Tanzania, like many other developing economies, has a relatively low level of financial inclusion when compared to its developed counterparts. Financial inclusion should always be viewed as a tool for reducing poverty and empowering the rural economy. In Tanzania, nearly 50 per cent of the population aged 15 and above held an account with a financial institution as of January 2021. Hurdles include high costs of smartphone ownership which means low income families struggle to won a phone. But affordable internet and cost of remittance transactions have opened a path towards financial inclusion. WorldRemit is committed to working with both local and foreign financiers to help fintech players ensure their financial services reach Tanzania’s most remote zones so everyone has equitable access to these services.


What measures need to be put in place by remittance providers to protect customers against the rising threat of cyber insecurity and financial fraud in the East African region?

Digital crime is an issue remittance services proviers have always been aware of, and over the years they have taken a number of measures to help prevent cybercrime and to ensure that our platform is as secure as possible. However, there is still a lot to be done: Providers need to put up measures to protect users against financial fraud and cyberattacks. Ensuring that customers continue to have trust in the industry is key, as one successful attack on a provider can taint the image of the whole sub-sector. WorldRemit sees remittance cyber theft as a real and evolving threat that needs to be addressed. When it comes to cybersecurity and fraud risk, we work to continuously educate customers on how to stay safe and hope that other providers will follow suit. We have strict verification processes to ensure customers are correctly identified and have dedicated analysts who monitor transactions for signs of unusual activity. Beyond internal efforts to keep every transaction safe and secure, the best way to tackle online crime is to educate people on ways to stay vigilant when online.

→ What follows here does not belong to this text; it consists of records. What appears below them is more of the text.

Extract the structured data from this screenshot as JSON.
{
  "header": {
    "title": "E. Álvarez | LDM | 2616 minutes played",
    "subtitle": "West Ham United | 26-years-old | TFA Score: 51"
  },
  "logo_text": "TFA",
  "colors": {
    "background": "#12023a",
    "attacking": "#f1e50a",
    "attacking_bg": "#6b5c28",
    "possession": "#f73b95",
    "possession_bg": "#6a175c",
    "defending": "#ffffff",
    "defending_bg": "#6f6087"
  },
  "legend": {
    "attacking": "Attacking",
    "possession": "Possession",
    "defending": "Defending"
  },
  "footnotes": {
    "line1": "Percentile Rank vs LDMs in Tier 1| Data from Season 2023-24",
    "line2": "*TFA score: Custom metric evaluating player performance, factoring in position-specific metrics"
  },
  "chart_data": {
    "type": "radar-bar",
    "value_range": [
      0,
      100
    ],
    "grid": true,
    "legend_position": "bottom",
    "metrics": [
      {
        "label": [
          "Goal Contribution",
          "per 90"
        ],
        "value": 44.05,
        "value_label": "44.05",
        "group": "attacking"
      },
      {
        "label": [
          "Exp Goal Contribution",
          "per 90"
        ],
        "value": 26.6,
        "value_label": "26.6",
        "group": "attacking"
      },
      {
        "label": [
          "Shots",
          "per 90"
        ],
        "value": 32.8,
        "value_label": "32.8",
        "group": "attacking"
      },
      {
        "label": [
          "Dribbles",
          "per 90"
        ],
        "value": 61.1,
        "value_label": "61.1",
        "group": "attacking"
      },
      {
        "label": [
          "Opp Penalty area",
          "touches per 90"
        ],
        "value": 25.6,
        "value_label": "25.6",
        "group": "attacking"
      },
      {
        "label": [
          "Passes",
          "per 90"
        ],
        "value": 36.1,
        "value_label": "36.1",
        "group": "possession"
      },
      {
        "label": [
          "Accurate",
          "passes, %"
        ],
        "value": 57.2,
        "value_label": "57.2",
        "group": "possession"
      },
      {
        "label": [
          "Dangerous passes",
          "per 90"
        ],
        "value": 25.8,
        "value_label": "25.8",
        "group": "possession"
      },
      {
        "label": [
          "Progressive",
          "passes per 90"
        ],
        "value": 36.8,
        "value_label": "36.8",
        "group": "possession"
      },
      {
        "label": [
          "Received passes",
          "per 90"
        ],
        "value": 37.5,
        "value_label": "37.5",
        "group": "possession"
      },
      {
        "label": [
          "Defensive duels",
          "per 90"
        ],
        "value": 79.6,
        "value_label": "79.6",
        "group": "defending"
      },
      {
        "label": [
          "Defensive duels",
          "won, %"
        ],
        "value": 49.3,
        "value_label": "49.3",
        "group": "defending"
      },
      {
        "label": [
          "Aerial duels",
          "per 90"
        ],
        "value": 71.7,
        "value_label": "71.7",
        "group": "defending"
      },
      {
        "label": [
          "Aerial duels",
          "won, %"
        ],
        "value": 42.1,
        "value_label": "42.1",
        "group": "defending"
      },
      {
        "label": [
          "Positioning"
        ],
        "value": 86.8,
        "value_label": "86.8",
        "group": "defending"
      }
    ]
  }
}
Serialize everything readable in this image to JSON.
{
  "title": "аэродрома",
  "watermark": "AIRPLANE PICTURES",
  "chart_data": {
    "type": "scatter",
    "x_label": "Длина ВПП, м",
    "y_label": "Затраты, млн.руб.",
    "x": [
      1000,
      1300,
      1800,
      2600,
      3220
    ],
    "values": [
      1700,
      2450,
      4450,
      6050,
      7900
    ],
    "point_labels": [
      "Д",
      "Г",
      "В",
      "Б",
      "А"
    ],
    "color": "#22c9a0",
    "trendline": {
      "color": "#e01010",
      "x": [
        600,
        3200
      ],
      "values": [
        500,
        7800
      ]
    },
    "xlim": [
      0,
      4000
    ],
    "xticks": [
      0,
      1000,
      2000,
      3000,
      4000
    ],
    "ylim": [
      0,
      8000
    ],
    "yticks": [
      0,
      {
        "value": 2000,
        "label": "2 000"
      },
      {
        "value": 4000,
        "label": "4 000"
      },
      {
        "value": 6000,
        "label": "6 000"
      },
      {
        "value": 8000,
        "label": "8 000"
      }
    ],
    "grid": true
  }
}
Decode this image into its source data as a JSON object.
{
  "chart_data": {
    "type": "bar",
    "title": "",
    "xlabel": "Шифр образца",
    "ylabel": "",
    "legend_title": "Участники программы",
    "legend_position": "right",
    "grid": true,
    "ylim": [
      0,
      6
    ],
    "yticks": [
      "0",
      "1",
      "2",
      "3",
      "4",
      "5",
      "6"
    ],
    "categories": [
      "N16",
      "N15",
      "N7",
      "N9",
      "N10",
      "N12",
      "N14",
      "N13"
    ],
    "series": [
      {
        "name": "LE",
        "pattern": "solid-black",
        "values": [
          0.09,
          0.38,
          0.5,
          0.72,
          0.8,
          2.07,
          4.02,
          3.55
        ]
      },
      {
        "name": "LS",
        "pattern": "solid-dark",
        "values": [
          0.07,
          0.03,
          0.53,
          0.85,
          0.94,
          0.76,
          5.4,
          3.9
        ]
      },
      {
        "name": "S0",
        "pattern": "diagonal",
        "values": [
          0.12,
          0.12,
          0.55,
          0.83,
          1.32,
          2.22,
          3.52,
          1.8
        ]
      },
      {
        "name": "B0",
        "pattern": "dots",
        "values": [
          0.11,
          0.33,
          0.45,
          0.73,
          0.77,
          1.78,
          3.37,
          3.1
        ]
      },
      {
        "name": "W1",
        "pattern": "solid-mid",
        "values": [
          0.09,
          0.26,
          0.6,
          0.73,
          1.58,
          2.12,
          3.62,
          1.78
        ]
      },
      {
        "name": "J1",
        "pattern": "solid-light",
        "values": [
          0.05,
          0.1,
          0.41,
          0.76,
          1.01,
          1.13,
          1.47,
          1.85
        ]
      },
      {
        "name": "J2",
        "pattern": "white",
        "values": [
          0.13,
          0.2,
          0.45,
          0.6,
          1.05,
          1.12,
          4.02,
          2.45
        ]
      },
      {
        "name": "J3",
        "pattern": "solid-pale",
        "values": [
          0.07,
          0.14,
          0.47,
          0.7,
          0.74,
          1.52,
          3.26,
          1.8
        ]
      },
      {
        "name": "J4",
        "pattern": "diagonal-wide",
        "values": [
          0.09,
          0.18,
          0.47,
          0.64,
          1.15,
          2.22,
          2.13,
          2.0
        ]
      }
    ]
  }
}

What do you make of the regulatory environment in Tanzania in relation to innovations towards financial inclusion?

The Tanzania Communication Regulatory Authority (TCRA) created the national interoperability agreement in September 2014 to allow cross-platform money transactions, a key step in spurring the fintech growth seen in the country now. The Bank of Tanzania has provided a conducive regulatory environment for engagement with stakeholders as the bulk of the content comes from local players. Users of different mobile wallets can now transfer money from one mobile wallet to another, and this opens up opportunities for innovators to create a myriad of solutions. This direction primes the path for better, more efficient interactions with digital remittance players, which is encouraging for both local and foreign investors as well as the continued stabilization of the economy in the country.

What solutions should be fronted to help dozens of fintech startups struggling to find market grip In providing digital finance services in Tanzania?

When it comes to regulation, Tanzania has taken measures to help fintech organisations thrive. However, the importance of financial backing should not be underestimated since most startup fintechs in the country fund themselves. Beyond financial pressure and the need for subsequent backing, fintech organisations also need guidance to inform key decision makers on how and where to focus growth efforts to develop the best products for their target market.